Une station balnéaire abandonnée, une survivante traumatisée, un fantôme pas franchement aimable : The Tag-Along Obsession te prend par la main pour te dire « viens, ça va bien se passer ». Spoiler : ça ne se passe jamais bien. Entre cauchemars, médiums et vibes très films d’horreur asiatique où personne ne prend une bonne décision, le jeu t’embarque dans une enquête paranormale où chaque couloir sent la mauvaise idée. Et toi, courageux joueur, tu avances quand même… parce qu’appuyer sur « Nouvelle partie » semblait être une brillante initiative sur le moment.

Au niveau des graphismes, difficile de ne pas grincer des dents : c’est terne, flou, et ça donne parfois l’impression de jouer à un vieux souvenir plutôt qu’à un véritable jeu. Les textures bavent comme un burger trop chargé et les jeux de lumière font à peine illusion. L’ambiance visuelle aurait pu être un personnage à part entière, mais elle reste plutôt au stade de figurant fatigué. Même les lieux censés être inquiétants donnent surtout envie de réclamer un patch graphique, ou au moins une lampe torche un peu plus motivée.

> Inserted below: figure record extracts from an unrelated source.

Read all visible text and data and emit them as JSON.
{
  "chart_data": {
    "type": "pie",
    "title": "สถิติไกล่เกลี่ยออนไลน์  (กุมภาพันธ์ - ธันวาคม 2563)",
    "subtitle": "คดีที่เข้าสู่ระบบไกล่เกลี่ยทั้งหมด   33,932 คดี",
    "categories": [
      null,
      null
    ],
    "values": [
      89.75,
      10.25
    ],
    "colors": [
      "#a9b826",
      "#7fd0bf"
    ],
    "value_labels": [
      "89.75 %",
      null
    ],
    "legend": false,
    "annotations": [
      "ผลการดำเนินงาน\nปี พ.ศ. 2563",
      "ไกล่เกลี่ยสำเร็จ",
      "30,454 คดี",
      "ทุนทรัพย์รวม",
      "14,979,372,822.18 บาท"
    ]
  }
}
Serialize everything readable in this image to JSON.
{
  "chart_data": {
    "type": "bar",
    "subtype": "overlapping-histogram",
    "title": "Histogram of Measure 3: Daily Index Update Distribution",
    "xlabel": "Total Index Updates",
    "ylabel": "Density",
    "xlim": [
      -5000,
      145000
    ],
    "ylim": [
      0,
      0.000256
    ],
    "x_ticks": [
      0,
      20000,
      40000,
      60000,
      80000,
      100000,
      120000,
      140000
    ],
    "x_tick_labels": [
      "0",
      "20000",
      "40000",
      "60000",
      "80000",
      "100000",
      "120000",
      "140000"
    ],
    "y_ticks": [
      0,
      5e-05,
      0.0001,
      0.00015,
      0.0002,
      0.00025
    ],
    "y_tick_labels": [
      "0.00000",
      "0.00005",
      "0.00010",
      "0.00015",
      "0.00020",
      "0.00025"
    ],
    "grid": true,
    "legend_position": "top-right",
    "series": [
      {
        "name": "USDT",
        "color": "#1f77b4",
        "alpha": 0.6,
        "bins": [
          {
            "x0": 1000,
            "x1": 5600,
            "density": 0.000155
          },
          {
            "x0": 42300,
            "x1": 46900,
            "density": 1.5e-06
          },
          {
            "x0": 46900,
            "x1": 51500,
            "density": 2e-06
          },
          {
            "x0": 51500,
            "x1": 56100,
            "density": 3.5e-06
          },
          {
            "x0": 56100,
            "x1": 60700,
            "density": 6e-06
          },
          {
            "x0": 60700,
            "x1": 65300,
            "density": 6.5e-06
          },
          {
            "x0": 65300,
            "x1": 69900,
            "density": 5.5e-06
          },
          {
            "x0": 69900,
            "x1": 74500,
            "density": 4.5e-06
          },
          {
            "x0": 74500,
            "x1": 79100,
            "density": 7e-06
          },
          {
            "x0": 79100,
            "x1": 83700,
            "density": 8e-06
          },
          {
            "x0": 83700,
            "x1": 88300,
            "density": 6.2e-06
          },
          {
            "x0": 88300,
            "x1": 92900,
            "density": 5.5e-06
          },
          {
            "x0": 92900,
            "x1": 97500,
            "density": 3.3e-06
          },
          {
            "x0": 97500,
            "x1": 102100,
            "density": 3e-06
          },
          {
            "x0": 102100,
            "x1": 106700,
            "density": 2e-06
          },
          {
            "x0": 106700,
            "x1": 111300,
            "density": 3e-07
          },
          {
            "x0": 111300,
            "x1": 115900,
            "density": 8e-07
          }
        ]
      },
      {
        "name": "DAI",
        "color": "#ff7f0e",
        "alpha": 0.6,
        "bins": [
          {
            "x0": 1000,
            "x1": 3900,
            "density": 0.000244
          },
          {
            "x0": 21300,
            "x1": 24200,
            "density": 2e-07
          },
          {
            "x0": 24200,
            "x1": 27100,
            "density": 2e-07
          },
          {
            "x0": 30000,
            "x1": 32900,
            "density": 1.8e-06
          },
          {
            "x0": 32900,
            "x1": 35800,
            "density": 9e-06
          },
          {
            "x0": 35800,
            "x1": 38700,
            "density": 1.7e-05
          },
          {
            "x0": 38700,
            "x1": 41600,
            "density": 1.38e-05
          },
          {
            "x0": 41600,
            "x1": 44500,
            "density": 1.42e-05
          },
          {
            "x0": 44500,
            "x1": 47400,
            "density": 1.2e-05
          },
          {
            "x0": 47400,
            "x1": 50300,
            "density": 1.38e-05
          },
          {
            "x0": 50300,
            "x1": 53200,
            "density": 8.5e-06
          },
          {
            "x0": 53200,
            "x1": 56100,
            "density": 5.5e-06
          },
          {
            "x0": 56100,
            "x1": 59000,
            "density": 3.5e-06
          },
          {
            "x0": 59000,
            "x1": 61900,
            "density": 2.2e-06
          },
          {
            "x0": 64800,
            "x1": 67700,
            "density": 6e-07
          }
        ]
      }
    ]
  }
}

Concernant le gameplay, on est face à un survival horror très classique façon walking simulator, sauf que marcher devient ici un sport extrême… sans jamais courir. Oui, passer en mode sprinteur n’est pas une option, ce qui transforme chaque fuite en promenade stressante. Se cacher dans un placard devant un fantôme qui te cherche devient alors une stratégie légitime… et étrangement efficace. Le spectre est visiblement plus nul qu’un ennemi dans un vieux jeu PS2, ce qui casse un peu la tension. Et fouiller les pièces tout en évitant cette menace molle devient vite plus agaçant que terrifiant.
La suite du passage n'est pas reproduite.